Neben dem Trainerposten sorgte während einer verkorksten Saison immer wieder der Name Victor Osimhen für Aufregung. Im Vorjahr war der Stürmer noch der strahlende Fokuspunkt des Sensationsteams. In dieser Saison stand er aus unschönen Gründen im Rampenlicht.

Ein TikTok-Video des eigenen Vereins hatte Osimhen und dessen Umfeld verärgert. „Ein Video, in dem Victor verspottet wurde, wurde zunächst veröffentlicht und dann verspätet gelöscht“, schimpfte sein Berater Roberto Calenda. Osimhen.

Es drohte ein Zerwürfnis, der Superstar wollte den Verein sogar verklagen. Die Tormaschine - die in dieser Saison 14 Treffer weniger erzielte als in der Spielzeit zuvor - wird den Verein im Sommer aller Voraussicht nach verlassen.
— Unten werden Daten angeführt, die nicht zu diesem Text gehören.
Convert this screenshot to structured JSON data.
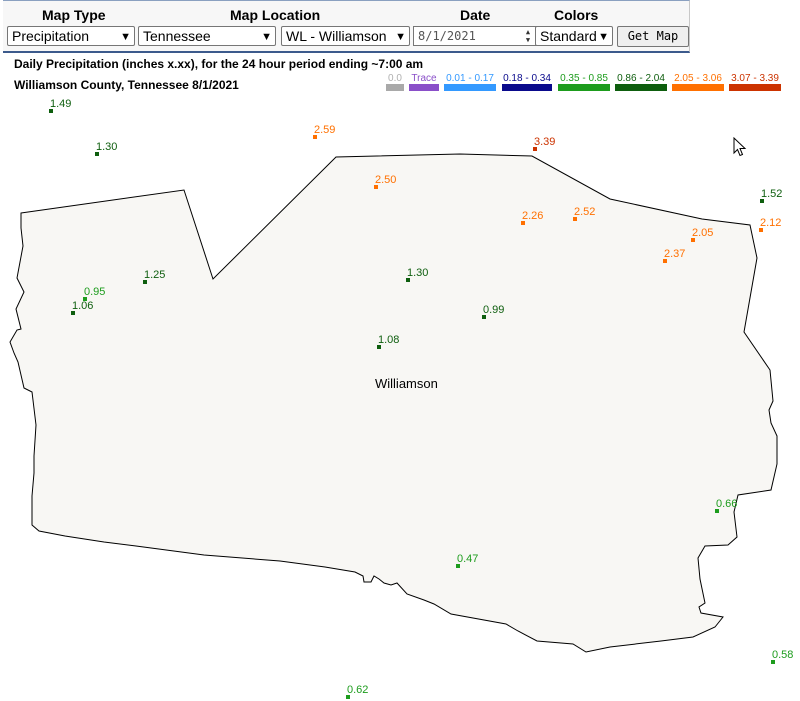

Napoli-Boss: „Wir bitten nicht um Geld“

Mit der sportlichen Misere, dem Fragezeichen auf dem Trainerposten und der Personalie Osimhen sind aber immer noch nicht alle Probleme der Napolitaner aufgezählt. Präsident Aurelio De Laurentiis reibt sich auf so manchem Nebenschauplatz auf.
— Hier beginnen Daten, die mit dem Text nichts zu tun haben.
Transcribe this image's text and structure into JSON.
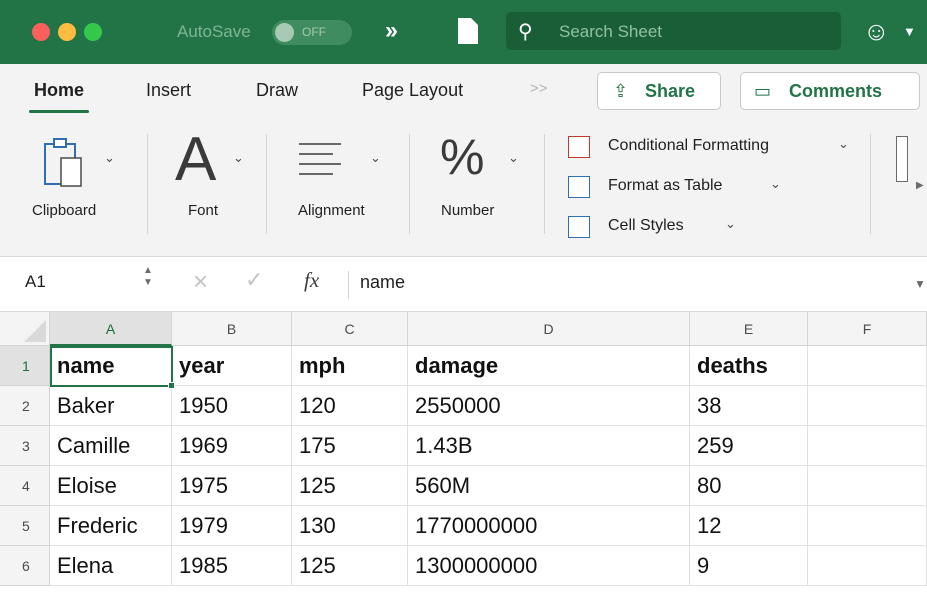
{
  "titlebar": {
    "autosave_label": "AutoSave",
    "autosave_state": "OFF",
    "search_placeholder": "Search Sheet",
    "colors": {
      "bar": "#227447",
      "search": "#1a5e37"
    }
  },
  "ribbon": {
    "tabs": [
      "Home",
      "Insert",
      "Draw",
      "Page Layout"
    ],
    "active_tab": "Home",
    "share_label": "Share",
    "comments_label": "Comments",
    "groups": {
      "clipboard": "Clipboard",
      "font": "Font",
      "alignment": "Alignment",
      "number": "Number"
    },
    "styles": [
      "Conditional Formatting",
      "Format as Table",
      "Cell Styles"
    ],
    "icons": {
      "clipboard": "clipboard-icon",
      "font": "font-letter-a-icon",
      "alignment": "align-lines-icon",
      "number": "percent-icon",
      "share": "share-arrow-icon",
      "comments": "speech-bubble-icon"
    }
  },
  "formula_bar": {
    "name_box": "A1",
    "fx_label": "fx",
    "content": "name"
  },
  "sheet": {
    "columns": [
      "A",
      "B",
      "C",
      "D",
      "E",
      "F"
    ],
    "selected_cell": "A1",
    "rows": [
      {
        "num": "1",
        "cells": [
          "name",
          "year",
          "mph",
          "damage",
          "deaths",
          ""
        ]
      },
      {
        "num": "2",
        "cells": [
          "Baker",
          "1950",
          "120",
          "2550000",
          "38",
          ""
        ]
      },
      {
        "num": "3",
        "cells": [
          "Camille",
          "1969",
          "175",
          "1.43B",
          "259",
          ""
        ]
      },
      {
        "num": "4",
        "cells": [
          "Eloise",
          "1975",
          "125",
          "560M",
          "80",
          ""
        ]
      },
      {
        "num": "5",
        "cells": [
          "Frederic",
          "1979",
          "130",
          "1770000000",
          "12",
          ""
        ]
      },
      {
        "num": "6",
        "cells": [
          "Elena",
          "1985",
          "125",
          "1300000000",
          "9",
          ""
        ]
      }
    ]
  }
}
Kürzlich klagte er über „Erpressung“ durch Spielerberater. Er appellierte gar an die italienische Regierung, die doch endlich einschreiten solle, um die fortschreitende Verschuldung im Fußball einzudämmen: „Wir bitten nicht um Geld, sondern um Gesetzesänderungen, die es unserem Sektor ermöglichen, finanzielle Energie zurückzugewinnen.“

Darüber hinaus monierte De Laurentiis den „übermäßig vollen Terminkalender“ - und dass der Staat Hooligans in Stadien dulde. „Das ist sehr ernst, es ist ein Eingeständnis der Schwäche des Staates, der die Kriminalität in den Stadien, die freies Land sind, zugibt.“

„Wir haben nicht meinetwegen gewonnen“

Womit der Kreis zu Spaletti geschlossen wäre. Hat Ex-Coach die Flut an Problemen kommen sehen? „In Neapel hatten wir alles, um an das anzuknüpfen, was wir gewonnen haben“, sagte er selbst.

Und deutete dann zumindest an, dass er den Verein auch wegen der Hooligans und seines entwendeten Lenkrads verlassen hatte: „Sie sollten sich vieler Dinge bewusst sein. Ich liebe jeden, ich vergebe jedem, aber ich vergesse nicht. Ich sage nicht, warum ich gegangen bin, aber nicht aus Angst“, verriet der 65-Jährige.

Es braucht also dringend Veränderung in Neapel: „Wir haben nicht meinetwegen gewonnen, sondern wegen einer Stadt, die eine enorme Leidenschaft hat“, erkläre Spalletti.

Zur Leidenschaft eines Vereins scheint aber nicht der Diebstahl eines Lenkrads zu gehören.